Face à la pluie de critiques, Mme Bachelot a dénoncé lundi lors d'une conférence de presse un "procès politicien sur le manque de moyens". "Nous sommes dans une période de tension mais nous avions onze lits disponibles en région parisienne à moins de 20 minutes du malade", a-t-elle affirmé, jugeant qu'"il y avait toute possibilité d'accueillir" le patient décédé dimanche. — Bertrand Langlois AFP/Archives

Après une série de dysfonctionnements dans les hôpitaux ayant entraîné trois décès, la ministre de la Santé Roselyne Bachelot va organiser dès la mi-janvier une «réunion de retour d'expérience sur la permanence des soins» après la série de drames survenue dans les hôpitaux, a-t-elle indiqué dans une interview au «Journal du dimanche».

«J'inviterai les quatre intersyndicales de praticiens hospitaliers, les huit syndicats de la fonction publique hospitalière et les représentants du Samu à une réunion de retour d'expérience sur la permanence des soins», a-t-elle déclaré. Elle a souligné qu'«il n'y a pas de pénurie de lits de réanimation» et que «la France est le pays qui dépense le plus pour son hôpital par habitant».

Pas de fermeture d'hôpitaux

La ministre a par ailleurs assuré qu'elle ne fermerait aucun hôpital: «nous garderons les hôpitaux de proximité mais nous allons les recentrer sur les urgences, les soins courants, la convalescence ou la rééducation».

Cette série de drames «pose le problème de l'organisation des soins», a par ailleurs estimé Philippe Juvin, chef du service des urgences de l'hôpital Beaujon à Clichy (Hauts-de-Seine) et secrétaire national de l'UMP, dans une interview au «Parisien».

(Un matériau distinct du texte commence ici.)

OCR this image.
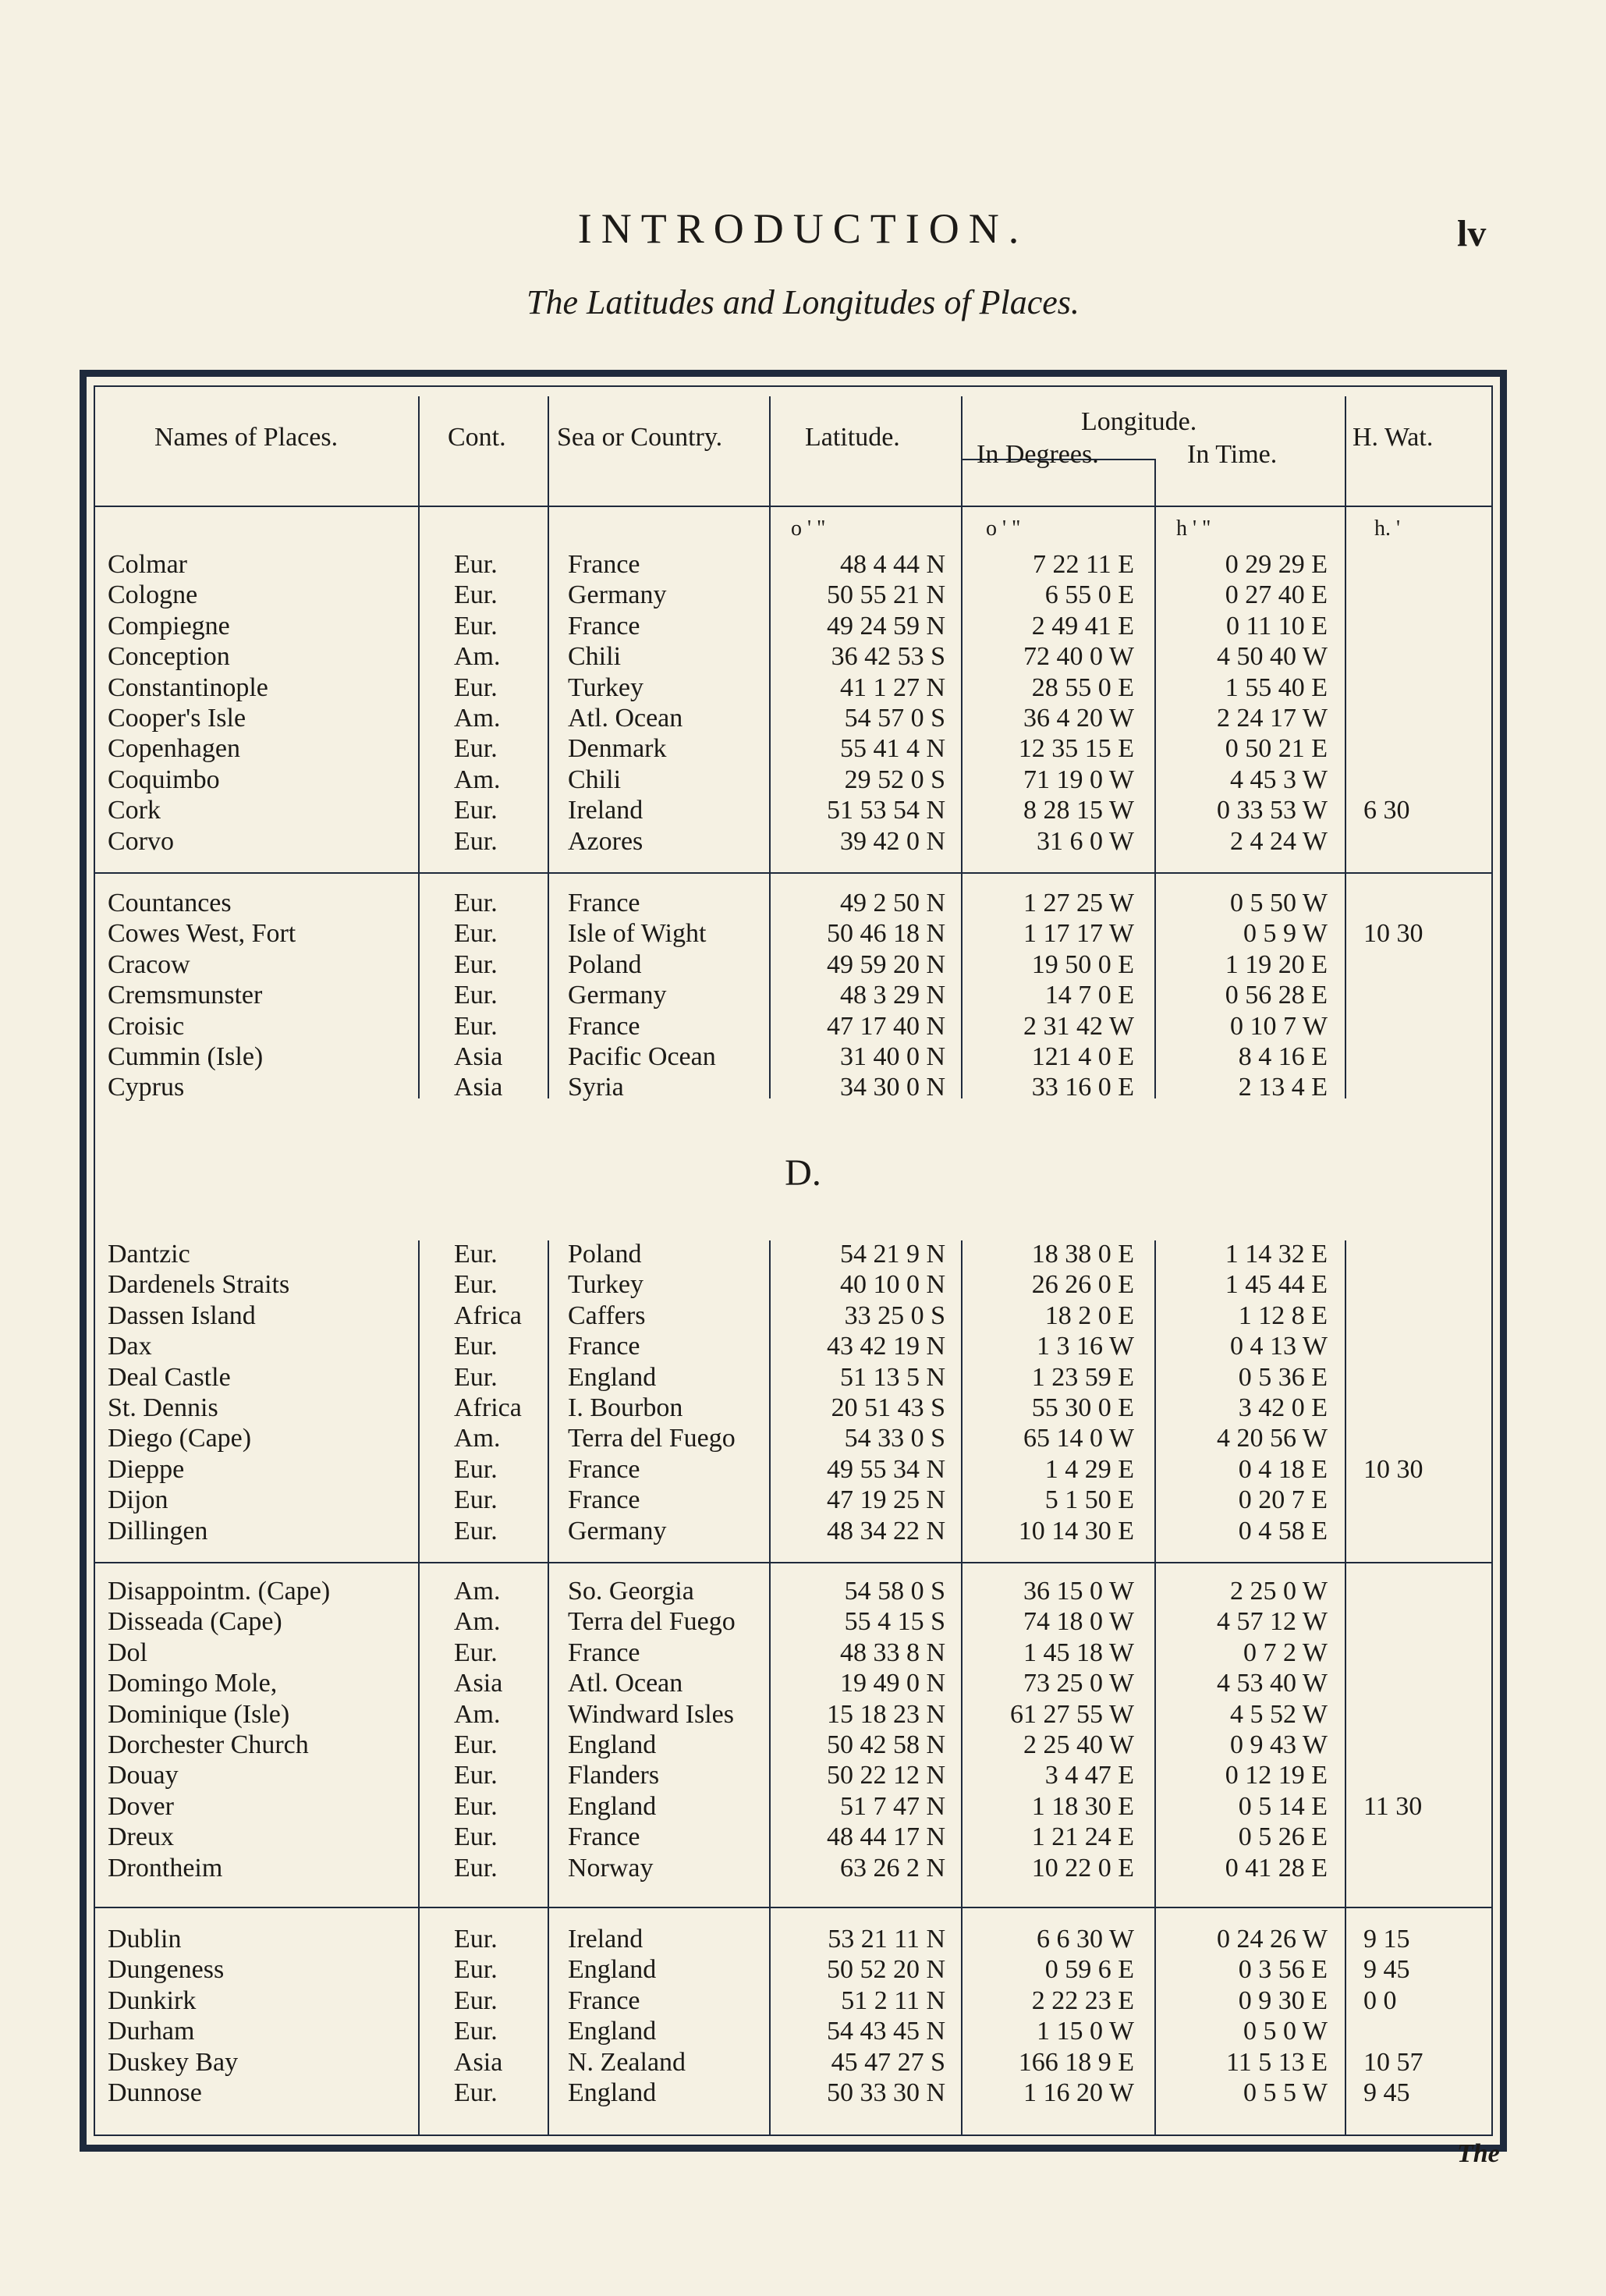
INTRODUCTION.	lv
The Latitudes and Longitudes of Places.
Names of Places.	Cont. Sea or Country.	Latitude.
Longitude.
In Degrees.	In Time.
H. Wat.
o ' "	o ' "	h ' "	h. '
D.
Colmar	Eur.	France	48 4 44 N	7 22 11 E	0 29 29 E
Cologne	Eur.	Germany	50 55 21 N	6 55 0 E	0 27 40 E
Compiegne	Eur.	France	49 24 59 N	2 49 41 E	0 11 10 E
Conception	Am.	Chili	36 42 53 S	72 40 0 W	4 50 40 W
Constantinople	Eur.	Turkey	41 1 27 N	28 55 0 E	1 55 40 E
Cooper's Isle	Am.	Atl. Ocean	54 57 0 S	36 4 20 W	2 24 17 W
Copenhagen	Eur.	Denmark	55 41 4 N	12 35 15 E	0 50 21 E
Coquimbo	Am.	Chili	29 52 0 S	71 19 0 W	4 45 3 W
Cork	Eur.	Ireland	51 53 54 N	8 28 15 W	0 33 53 W 6 30
Corvo	Eur.	Azores	39 42 0 N	31 6 0 W	2 4 24 W
Countances	Eur.	France	49 2 50 N	1 27 25 W	0 5 50 W
Cowes West, Fort	Eur.	Isle of Wight	50 46 18 N	1 17 17 W	0 5 9 W 10 30
Cracow	Eur.	Poland	49 59 20 N	19 50 0 E	1 19 20 E
Cremsmunster	Eur.	Germany	48 3 29 N	14 7 0 E	0 56 28 E
Croisic	Eur.	France	47 17 40 N	2 31 42 W	0 10 7 W
Cummin (Isle)	Asia Pacific Ocean	31 40 0 N	121 4 0 E	8 4 16 E
Cyprus	Asia Syria	34 30 0 N	33 16 0 E	2 13 4 E
Dantzic	Eur.	Poland	54 21 9 N	18 38 0 E	1 14 32 E
Dardenels Straits	Eur.	Turkey	40 10 0 N	26 26 0 E	1 45 44 E
Dassen Island	Africa Caffers	33 25 0 S	18 2 0 E	1 12 8 E
Dax	Eur.	France	43 42 19 N	1 3 16 W	0 4 13 W
Deal Castle	Eur.	England	51 13 5 N	1 23 59 E	0 5 36 E
St. Dennis	Africa I. Bourbon	20 51 43 S	55 30 0 E	3 42 0 E
Diego (Cape)	Am.	Terra del Fuego	54 33 0 S	65 14 0 W	4 20 56 W
Dieppe	Eur.	France	49 55 34 N	1 4 29 E	0 4 18 E 10 30
Dijon	Eur.	France	47 19 25 N	5 1 50 E	0 20 7 E
Dillingen	Eur.	Germany	48 34 22 N	10 14 30 E	0 4 58 E
Disappointm. (Cape)	Am.	So. Georgia	54 58 0 S	36 15 0 W	2 25 0 W
Disseada (Cape)	Am.	Terra del Fuego	55 4 15 S	74 18 0 W	4 57 12 W
Dol	Eur.	France	48 33 8 N	1 45 18 W	0 7 2 W
Domingo Mole,	Asia Atl. Ocean	19 49 0 N	73 25 0 W	4 53 40 W
Dominique (Isle)	Am.	Windward Isles	15 18 23 N 61 27 55 W	4 5 52 W
Dorchester Church	Eur.	England	50 42 58 N	2 25 40 W	0 9 43 W
Douay	Eur.	Flanders	50 22 12 N	3 4 47 E	0 12 19 E
Dover	Eur.	England	51 7 47 N	1 18 30 E	0 5 14 E 11 30
Dreux	Eur.	France	48 44 17 N	1 21 24 E	0 5 26 E
Drontheim	Eur.	Norway	63 26 2 N	10 22 0 E	0 41 28 E
Dublin	Eur.	Ireland	53 21 11 N	6 6 30 W	0 24 26 W 9 15
Dungeness	Eur.	England	50 52 20 N	0 59 6 E	0 3 56 E 9 45
Dunkirk	Eur.	France	51 2 11 N	2 22 23 E	0 9 30 E 0 0
Durham	Eur.	England	54 43 45 N	1 15 0 W	0 5 0 W
Duskey Bay	Asia N. Zealand	45 47 27 S	166 18 9 E	11 5 13 E 10 57
Dunnose	Eur.	England	50 33 30 N	1 16 20 W	0 5 5 W 9 45
The
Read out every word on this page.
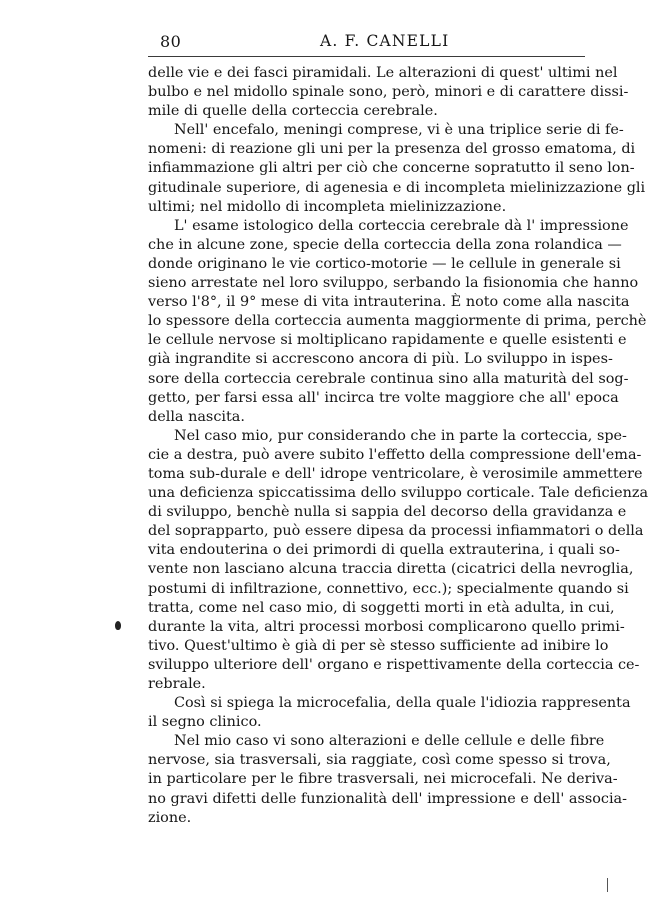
80	A. F. CANELLI
delle vie e dei fasci piramidali. Le alterazioni di quest' ultimi nel
bulbo e nel midollo spinale sono, però, minori e di carattere dissi-
mile di quelle della corteccia cerebrale.
Nell' encefalo, meningi comprese, vi è una triplice serie di fe-
nomeni: di reazione gli uni per la presenza del grosso ematoma, di
infiammazione gli altri per ciò che concerne sopratutto il seno lon-
gitudinale superiore, di agenesia e di incompleta mielinizzazione gli
ultimi; nel midollo di incompleta mielinizzazione.
L' esame istologico della corteccia cerebrale dà l' impressione
che in alcune zone, specie della corteccia della zona rolandica —
donde originano le vie cortico-motorie — le cellule in generale si
sieno arrestate nel loro sviluppo, serbando la fisionomia che hanno
verso l'8°, il 9° mese di vita intrauterina. È noto come alla nascita
lo spessore della corteccia aumenta maggiormente di prima, perchè
le cellule nervose si moltiplicano rapidamente e quelle esistenti e
già ingrandite si accrescono ancora di più. Lo sviluppo in ispes-
sore della corteccia cerebrale continua sino alla maturità del sog-
getto, per farsi essa all' incirca tre volte maggiore che all' epoca
della nascita.
Nel caso mio, pur considerando che in parte la corteccia, spe-
cie a destra, può avere subito l'effetto della compressione dell'ema-
toma sub-durale e dell' idrope ventricolare, è verosimile ammettere
una deficienza spiccatissima dello sviluppo corticale. Tale deficienza
di sviluppo, benchè nulla si sappia del decorso della gravidanza e
del soprapparto, può essere dipesa da processi infiammatori o della
vita endouterina o dei primordi di quella extrauterina, i quali so-
vente non lasciano alcuna traccia diretta (cicatrici della nevroglia,
postumi di infiltrazione, connettivo, ecc.); specialmente quando si
tratta, come nel caso mio, di soggetti morti in età adulta, in cui,
durante la vita, altri processi morbosi complicarono quello primi-
tivo. Quest'ultimo è già di per sè stesso sufficiente ad inibire lo
sviluppo ulteriore dell' organo e rispettivamente della corteccia ce-
rebrale.
Così si spiega la microcefalia, della quale l'idiozia rappresenta
il segno clinico.
Nel mio caso vi sono alterazioni e delle cellule e delle fibre
nervose, sia trasversali, sia raggiate, così come spesso si trova,
in particolare per le fibre trasversali, nei microcefali. Ne deriva-
no gravi difetti delle funzionalità dell' impressione e dell' associa-
zione.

«Rien ne dit que les erreurs soient liées à des sous-effectifs»


«Il faut que l'on diminue en particulier ces accidents se produisant suite à des erreurs de dosage de médicament», a-t-il précisé. Il a cependant souligné qu'il ne croyait pas «que l'hôpital soit en crise». Selon lui, ces accidents ne sont pas liés à des sous-effectifs.

«Concernant les erreurs médicales sur les dosages de médicament, elles sont rares, et rien ne dit qu'elles sont liées à des sous-effectifs», a-t-il déclaré. Un nourrisson de 6 mois, Louis-Joseph, est mort vendredi à l'hôpital Necker à Paris après une erreur humaine de réglage de perfusion dans un établissement hospitalier des Yvelines.

Le ministre du Budget Eric Woerth a de toute façon coupé court à la polémique sur les sous-effectifs, estimant ce dimanche que l''hôpital a «les moyens de fonctionner» mais «a besoin d'une meilleure organisation».